Learning Data Engineering

Jul 4, 2024

Data Engineering
Data Engineering
Data Engineering


I tweeted some time ago that I am interested in learning data engineering because of my frustration in the startups where I work.


A common problem I always encounter is that data is scattered everywhere, and it is tough for a product manager like me to use data to make good decisions.


So, to empathise more with the situation, I decided to learn about the role through the IBM data engineering course suggested by a friend.




The crux of a data engineer’s job is to extract data from multiple sources(the web, APIs, files, etc.) and store it somewhere accessible for data analysis, data science(building models and predictive analysis to make decisions), or any other way it can help the business.


In this article, I write about my first practice project in the course. The goal of the task was to practise the ETL(extract, transform, and load) functions. The data was a list of countries by their nominal GDP, and the source of this data is a webpage here. The task was to extract the data from the webpage, transform it, and load the data into a JSON, CSV, and SQLite database.


The Steps I took


1. Extraction


I wrote a function to extract the webpage data by scraping the website. I imported different modules, libraries and packages in Python to achieve this, including:


  1. The requests module to access the webpage from the application

  2. Pandas library to create and modify data frames to suit the task

  3. BeautifulSoup to parse the HTML text from the website.


I sent a request to the website and thereafter saved the HTML text to a variable through Beautiful Soup; it is from that variable I was able to locate the GDP table and save the result to a panda data frame(which is 70% of the task)
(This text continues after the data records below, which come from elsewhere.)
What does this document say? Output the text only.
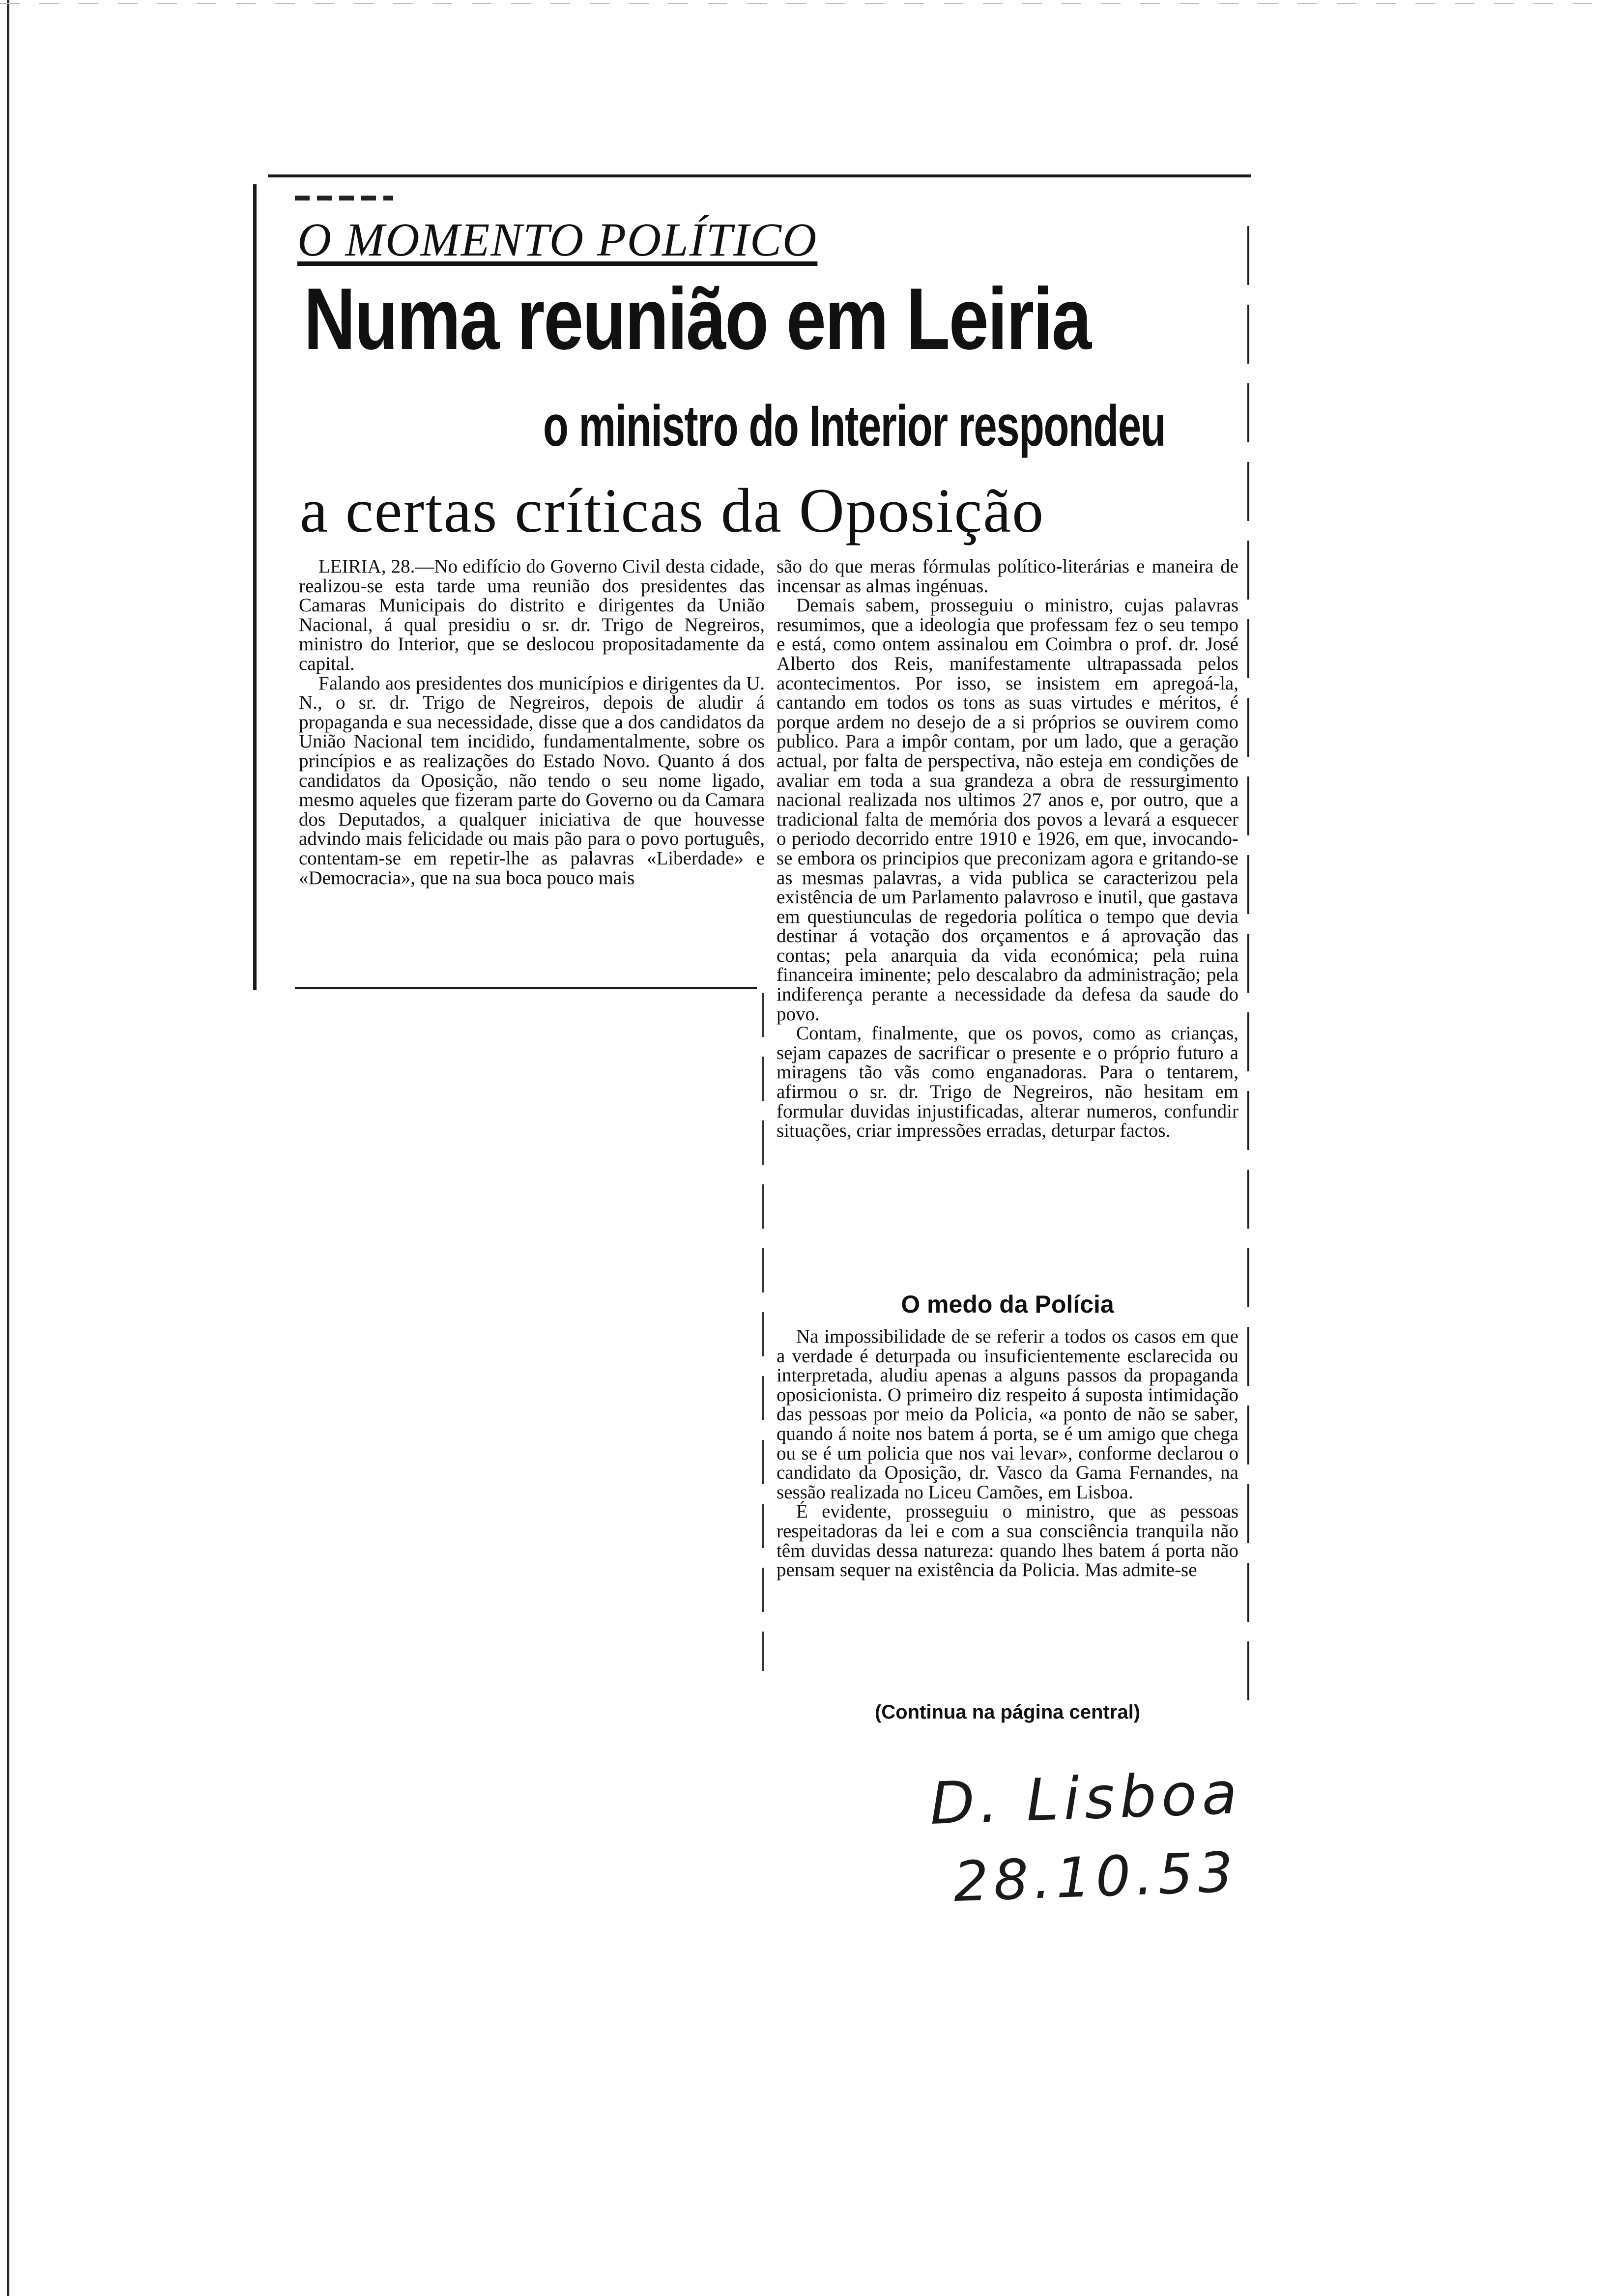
O MOMENTO POLÍTICO
Numa reunião em Leiria
o ministro do Interior respondeu
a certas críticas da Oposição

LEIRIA, 28.—No edifício do Governo Civil desta cidade, realizou-se esta tarde uma reunião dos presidentes das Camaras Municipais do distrito e dirigentes da União Nacional, á qual presidiu o sr. dr. Trigo de Negreiros, ministro do Interior, que se deslocou propositadamente da capital.

Falando aos presidentes dos municípios e dirigentes da U. N., o sr. dr. Trigo de Negreiros, depois de aludir á propaganda e sua necessidade, disse que a dos candidatos da União Nacional tem incidido, fundamentalmente, sobre os princípios e as realizações do Estado Novo. Quanto á dos candidatos da Oposição, não tendo o seu nome ligado, mesmo aqueles que fizeram parte do Governo ou da Camara dos Deputados, a qualquer iniciativa de que houvesse advindo mais felicidade ou mais pão para o povo português, contentam-se em repetir-lhe as palavras «Liberdade» e «Democracia», que na sua boca pouco mais

são do que meras fórmulas político-literárias e maneira de incensar as almas ingénuas.

Demais sabem, prosseguiu o ministro, cujas palavras resumimos, que a ideologia que professam fez o seu tempo e está, como ontem assinalou em Coimbra o prof. dr. José Alberto dos Reis, manifestamente ultrapassada pelos acontecimentos. Por isso, se insistem em apregoá-la, cantando em todos os tons as suas virtudes e méritos, é porque ardem no desejo de a si próprios se ouvirem como publico. Para a impôr contam, por um lado, que a geração actual, por falta de perspectiva, não esteja em condições de avaliar em toda a sua grandeza a obra de ressurgimento nacional realizada nos ultimos 27 anos e, por outro, que a tradicional falta de memória dos povos a levará a esquecer o periodo decorrido entre 1910 e 1926, em que, invocando-se embora os principios que preconizam agora e gritando-se as mesmas palavras, a vida publica se caracterizou pela existência de um Parlamento palavroso e inutil, que gastava em questiunculas de regedoria política o tempo que devia destinar á votação dos orçamentos e á aprovação das contas; pela anarquia da vida económica; pela ruina financeira iminente; pelo descalabro da administração; pela indiferença perante a necessidade da defesa da saude do povo.

Contam, finalmente, que os povos, como as crianças, sejam capazes de sacrificar o presente e o próprio futuro a miragens tão vãs como enganadoras. Para o tentarem, afirmou o sr. dr. Trigo de Negreiros, não hesitam em formular duvidas injustificadas, alterar numeros, confundir situações, criar impressões erradas, deturpar factos.

O medo da Polícia

Na impossibilidade de se referir a todos os casos em que a verdade é deturpada ou insuficientemente esclarecida ou interpretada, aludiu apenas a alguns passos da propaganda oposicionista. O primeiro diz respeito á suposta intimidação das pessoas por meio da Policia, «a ponto de não se saber, quando á noite nos batem á porta, se é um amigo que chega ou se é um policia que nos vai levar», conforme declarou o candidato da Oposição, dr. Vasco da Gama Fernandes, na sessão realizada no Liceu Camões, em Lisboa.

É evidente, prosseguiu o ministro, que as pessoas respeitadoras da lei e com a sua consciência tranquila não têm duvidas dessa natureza: quando lhes batem á porta não pensam sequer na existência da Policia. Mas admite-se

(Continua na página central)
D. Lisboa
28.10.53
html_page = requests.get(url).text
data = BeautifulSoup(html_page, 'html.parser')

def extract():
    tables = data.find('table', {'class': 'wikitable'})
    rows = tables.find_all('tr')[3:]
    df = pd.DataFrame(columns=["Country", "GDP_USD_billion"])

    for row in rows:
        col = row.find_all('td')
        if col:
            country_name = col[0].find('a').text.strip()
            GDP_str = col[2].text.strip().replace(',', '')
           
            data_dict = {
            "Country": country_name,
            "GDP_USD_billion" : GDP_str
        }
        df1 = pd.DataFrame(data_dict, index=[0])
        df = pd.concat([df,df1], ignore_index=True)
    return df


  1. Transformation

    The instruction from the task was to ensure that the GDP amount was loaded in billions(USD) and rounded to 2 decimal places. Since the data type was in a string, I had some transformations to do:


def transform_data(extracted_data):
     extracted_data["GDP_USD_billion"] = pd.to_numeric(extracted_data["GDP_USD_billion"], errors = 'coerce')/1000
     extracted_data["GDP_USD_billion"] = extracted_data["GDP_USD_billion"].round(2)
     
     return extracted_data


  1. Load


Lastly, I wrote a function to save the transformed data to a CSV, JSON and SQLite database as a table. The process for the CSV and JSON was simple because Pandas has a straightforward way of loading data frames into these two formats. The slightly tricky one was loading to SQLite because I had to create and manage a connection.


def load_data(target_file, transfromed_data):
    conn = sqlite3.connect(db_name)
    extracted_data.to_sql(table_name, conn, if_exists='replace', index=False)
    conn.close()
    extracted_data.to_json(target_file)


Bonus


  1. I defined another function to log these processes with a message and a timestamp into a Txt file.

  2. I set up a public GitHub repository where I pushed the script and the outputs (including the logs). You can find the repository here, and can keep checking the repository to track my progress.


I hope I find the strength to keep up.